Tuesday peace rally aimed to change student apathy

Lyle Chan

About 90 Sacramento State students rallied to raise campus awareness of the effect that the U.S. Military is having on Iraq and Afghanistan.

The Rally for Peace, as the event was called, was held on Tuesday and put on by the Campus Progressive Alliance, a group seeking to promote social awareness among Sac State students.

The president of CPA, Mallory Fites, planned and organized the event, which gathered a fair amount of support from students. “I was pretty surprised. I was expecting around 50 people,” Fites said.

To Fites, it is very important for events such as the Rally for Peace to occur at the Sac State Campus.

“Our campus is pretty apathetic. I hope that changes,” Fites said.

In addition to the anti-war cause, CPA also advocates any cause that its members believe needs attention in order to promote positive change in the community.

CPA’s rally featured speakers, as well as many exhibits and tables put together by organizations offering information in the form of pamphlets and fliers on the negative effects of the U.S. Military involvement in the Middle East. The activists themselves also offered their views on the situation.

“We don’t even regard it as a war. We call it unlawful occupation,” said Stephen Pearcy, an activist who prefers not to be affiliated with a group or organization.

Many of the speakers present shared this opinion on the U.S. Military involvement and told of the apparent suffering that Iraqi citizens are enduring.

“Under an occupation, people are oppressed. That is what we’re doing in Iraq,” Pearcy said.

A few of the exhibits at the rally offered students visuals on the effects of the war on the people of Iraq. One exhibit featured graphic photographs of dead and wounded Iraqi citizens.

“We just want people to be aware and learn about what’s going on?.[War] is not like what the recruiters tell you,” said artist Richard Jacobson.

Jacobson’s exhibit featured artistic renditions of cluster bombs and pastel colored grenades painted in Easter egg fashion. The real cluster bombs are responsible for the deaths of many civilians in countries that the U.S. Military has been involved with, Jacobson said.

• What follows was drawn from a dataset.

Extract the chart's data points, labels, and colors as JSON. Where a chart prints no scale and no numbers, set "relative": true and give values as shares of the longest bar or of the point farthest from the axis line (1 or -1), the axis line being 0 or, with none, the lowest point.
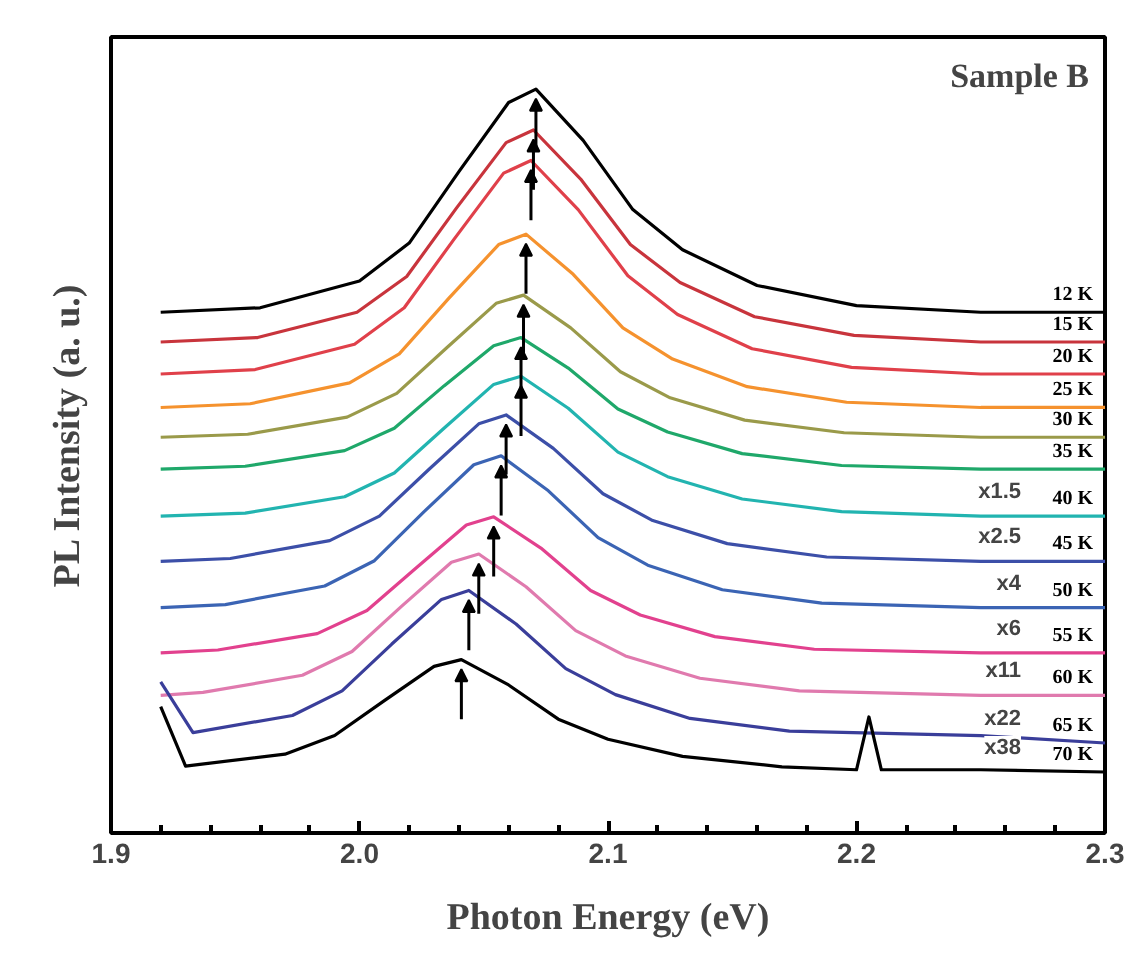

The rally was also heavily decorated with colorful peace signs and slogans relating to the anti-war cause. However, not all of these visual aids evoked the reaction that CPA or the other organizations had planned. One rally attendee expressed great outrage at a poster on display at the Peace and Freedom Party table.

The poster had a picture of a military cemetery and read, “You can’t be all that you can be? when you’re dead.” The offended attendee, a veteran of the Iraq war, said that the poster was disrespectful to those soldiers who have lost their lives.

No other opposition to the rally was apparent at the event besides a single anonymous boo heard from the crowd during one speaker’s presentation.